鈴木伸一選

2009年2月25日上毛新聞掲載


お年玉ほしがっているお父さん
前橋大室小6年 島  亮平
【評】私も含め、世のお父さんの多くが、同じような思いでしょう。お年玉の替わりに、島君の感謝の言葉をお父さんにあげてくださいね。
お正月太陽が大きく光ってる
前橋大室小6年 星野菜々子
【評】すがすがしく、また伸び伸びとしたお正月らしい気分でいると、いつもより太陽も大きく、一段と輝いているような感じがするのです。
通学路白い息が十人分
前橋大室小6年 森田 真奈
【評】十人での集団登校でしょう。小さな子も大きな子も同じように白い息を吐きながら、仲よく歩いてゆく。そんな様子が目に浮かびます。
スキーでねすべっていると風が痛い
前橋大胡小6年 大崎 芽衣
【評】雪山の風はとても冷たく、顔に当たると痛いほど。スキーで滑っているときなら、なおさらでしょう。実感豊かなところがいいですね。
あたたかくなり始めてる通学路
前橋大胡小6年 渡辺 彩未
【評】少し前までは寒くて仕方なかった通学路にも、いつしか春の気配(けはい)が漂い始めました。季節の移り変わりが、さりげなく書かれています。
光さす窓の向こうに春が来る
中之条中1年 斉藤 翔太
【評】とてもおだやかな表情の作品で、読者の心にも明るい光が差してくるような気がします。「窓の向こう」というとらえ方が効果的です。
山の影冬が残した忘れもの
中之条中1年 高橋あかり
【評】山の影が差すところに、雪が残っています。汚れて、人々から忘れられたかのような雪に目をとめたことで、印象的な句となりました。
スキーして一直線に風うける
中之条中1年 高橋 知久
【評】スキーの醍醐味(だいごみ)であるダイナミックな疾走感を、「一直線」という言葉で、すぱっと表現しました。若々しさも、よく出ています。
水の音しずかにひびき春がくる
中之条中1年 高平 翔大
【評】句の呼吸が深いと言うのでしょうか、一読、しみじみと胸に染み透ってくるものがあります。私も心静かに春を待ちたいと思いました。
雪が舞い本気で仔犬がかけまわる
渋川小野上中1年 青木 涼太
【評】「本気」という言葉が、たいへん効いています。仔犬(こいぬ)が純真無垢(むく)だからこその本気なのでしょうし、それは人間の子どもも同じこと。
シクラメン真っすぐ伸びて春を待つ
渋川小野上中2年 野村 美咲
【評】真っすぐ伸びたシクラメンに、野村さんの姿が重なって見えてきます。若々しい感情が素直に発揮された句で、好印象を受けました。
星空やなんて広大なんて矮小(わいしょう)
渋川小野上中3年 斉藤 結衣
【評】星空でさえ、私たちの心のありよう次第で広大無辺にも、またひどくちっぽけにも感じられます。自分という存在も同様だと思います。
薄氷に石当ててゆく帰り道
高崎中尾中2年 深見 りさ
【評】「薄氷」は「うすらい」と読み、春さきに張る氷を言います。石を当てては薄氷を割ってゆく作者の姿は、どこかさびしげに見えます。
年賀状淡き出来事思い出す
吉岡中2年 神保 美樹
【評】強烈な印象ではないのに、なぜかふと思い出される出来事ってあります。

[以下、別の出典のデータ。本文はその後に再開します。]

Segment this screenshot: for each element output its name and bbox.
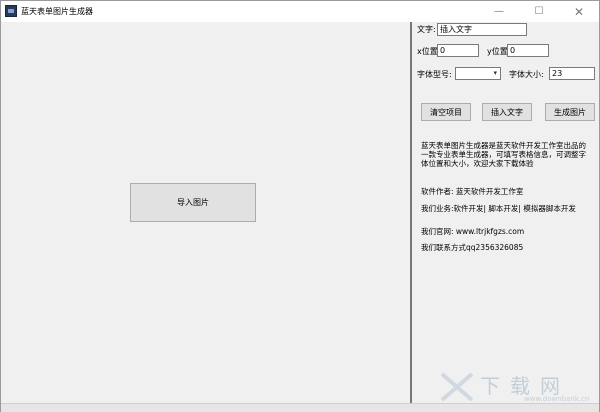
x-position-input[interactable] (437, 44, 479, 57)
watermark: 下载网 www.downbank.cn (440, 368, 596, 408)
maximize-button[interactable]: ☐ (519, 1, 559, 22)
website-info: 我们官网: www.ltrjkfgzs.com (421, 227, 525, 236)
chevron-down-icon: ▾ (493, 69, 497, 77)
minimize-button[interactable]: — (479, 1, 519, 22)
app-description: 蓝天表单图片生成器是蓝天软件开发工作室出品的一款专业表单生成器，可填写表格信息，… (421, 141, 586, 168)
x-position-label: x位置 (417, 47, 438, 56)
font-size-input[interactable] (549, 67, 595, 80)
settings-panel: 文字: x位置 y位置 字体型号: ▾ 字体大小: 清空项目 插入文字 生成图片… (413, 22, 599, 403)
text-input[interactable] (437, 23, 527, 36)
y-position-input[interactable] (507, 44, 549, 57)
business-info: 我们业务:软件开发| 脚本开发| 模拟器脚本开发 (421, 204, 576, 213)
title-bar[interactable]: 蓝天表单图片生成器 — ☐ ✕ (1, 1, 599, 22)
close-button[interactable]: ✕ (559, 1, 599, 22)
clear-items-button[interactable]: 清空项目 (421, 103, 471, 121)
app-window: 蓝天表单图片生成器 — ☐ ✕ 导入图片 文字: x位置 y位置 字体型号: ▾… (0, 0, 600, 412)
pane-divider[interactable] (410, 22, 412, 403)
watermark-url: www.downbank.cn (524, 395, 590, 403)
image-canvas-area: 导入图片 (1, 22, 409, 403)
watermark-logo-icon (440, 372, 474, 402)
insert-text-button[interactable]: 插入文字 (482, 103, 532, 121)
window-title: 蓝天表单图片生成器 (21, 7, 93, 16)
import-image-button[interactable]: 导入图片 (130, 183, 256, 222)
y-position-label: y位置 (487, 47, 508, 56)
font-type-select[interactable]: ▾ (455, 67, 501, 80)
text-label: 文字: (417, 25, 436, 34)
app-icon (5, 5, 17, 17)
author-info: 软件作者: 蓝天软件开发工作室 (421, 187, 524, 196)
font-size-label: 字体大小: (509, 70, 544, 79)
font-type-label: 字体型号: (417, 70, 452, 79)
generate-image-button[interactable]: 生成图片 (545, 103, 595, 121)
contact-info: 我们联系方式qq2356326085 (421, 243, 524, 252)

胸がちくっとするような、ちょっと切ない記憶でしょうね。
※吉岡中の作品は、岩田幸恵先生に指導していただいたものです。
眠れない受験の重さと冬の風
高崎群馬中央中3年 設楽 大志
【評】冬の風が怖いくらい吹き荒れる夜。眠れないでいる作者に、さらに受験の重圧がのしかかります。私も受験生のときは同じようでした。